Intervention de Bernard Frimat

Réunion du 31 mai 2010 à 15h00
Application du cinquième alinéa de l'article 13 de la constitution — Adoption des conclusions du rapport d'une commission mixte paritaire

Photo de Bernard FrimatBernard Frimat :

Cette mise en perspective nous permet donc de prendre conscience à la fois du caractère éminemment secondaire de la question posée et de son importance constitutionnelle. Quelle position adopter face à cette opposition curieuse, sept sénateurs contre sept députés ?

Nous connaissons sinon l’issue, du moins l’itinéraire…

Nous allons, nous, Sénat, confirmer la position du Sénat, et, M. le ministre ayant affirmé qu’il appliquerait la Constitution, ce dont nous ne doutions pas, le texte va repartir à l’Assemblée nationale, qui tranchera, en dernière lecture.

On peut penser sans trop risquer d’être démenti que l’Assemblée nationale confirmera sa position. Comme nous sommes en présence d’une loi organique, c’est le Conseil constitutionnel qui tranchera et rendra, en définitive, l’interprétation qu’il considère comme bonne. L’Assemblée nationale, dont l’interprétation ne sera pas confirmée, continuera au fond d’elle-même à penser qu’elle avait raison ! §Mais le Conseil constitutionnel aura choisi.

Pour notre part, nous reprenons l’argumentation qu’ont développée M. le président Hyest, en commission, et M. le doyen Gélard ainsi que Nicole Borvo Cohen-Seat, à l’instant : puisque l’on autorise la procuration pour la révision constitutionnelle, qui constitue l’acte plus important, à savoir l’élaboration de la loi suprême, pourquoi l’interdire dans le cadre d’un avis émis par une commission compétente ? Je sais bien que, dans le cas, impossible, disons-le, où l’on trouverait ces trois cinquièmes de votes négatifs, cela n’irait pas sans emporter un certain nombre de conséquences. Mais ce n’est qu’un avis, tout de même !

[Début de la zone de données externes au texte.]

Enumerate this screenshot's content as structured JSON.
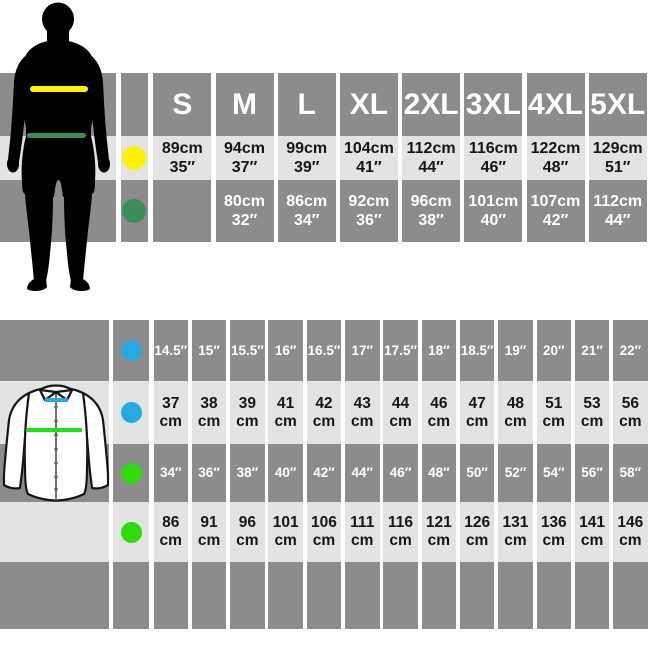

Or, quand on relit l’article 27 de la Constitution, sur lequel les députés fondent leur argumentation, on voit qu’il ne concerne jamais le fond, c'est-à-dire que l’on n’y trouve jamais d’énumération des sujets sur lesquels il serait impossible de donner procuration. Le seul cas, vous l’avez rappelé, pour lequel une telle interdiction est prévue, concerne, à l’article 68 de la Constitution, la destitution du chef de l’État. Mais c’est la Constitution elle-même qui le prévoit.

Quant à l’ordonnance organique qui découle de l’article 27 de la Constitution, elle ne cite que des problèmes de forme : cas de force majeure, service militaire, missions à l’étranger, notamment.

La position de nos collègues députés revient donc, dans le cadre d’une loi organique, à priver de son droit de vote un parlementaire qui se trouverait dans un cas de force majeur !

Or, selon moi, il n’est pas du pouvoir d’une assemblée, fût-elle aussi respectable que l’Assemblée nationale et aussi persuadée qu’elle de son bon droit et de sa primauté constitutionnelle sur le Sénat, de priver un parlementaire, représentant du peuple, de la possibilité d’utiliser son droit le plus élémentaire, c’est-à-dire son droit de vote.

Notre position est très claire : nous soutenons la position défendue par le rapporteur, comme nous l’avons fait lors de la commission mixte paritaire. Nous nous abstiendrons sur le texte parce que nous votons sur l’ensemble, mais le Conseil constitutionnel tranchera. En effet, il n’apparaît pas indispensable d’ajouter une quatrième, voire une cinquième lecture sur ce sujet qui, si passionnant soit-il, reste tout de même d’une importance relativement secondaire par rapport à d’autres questions qui peuvent être débattues par le Parlement. Je crois que nous y avons consacré suffisamment de temps.

Telle est, mes chers collègues, la position du groupe socialiste.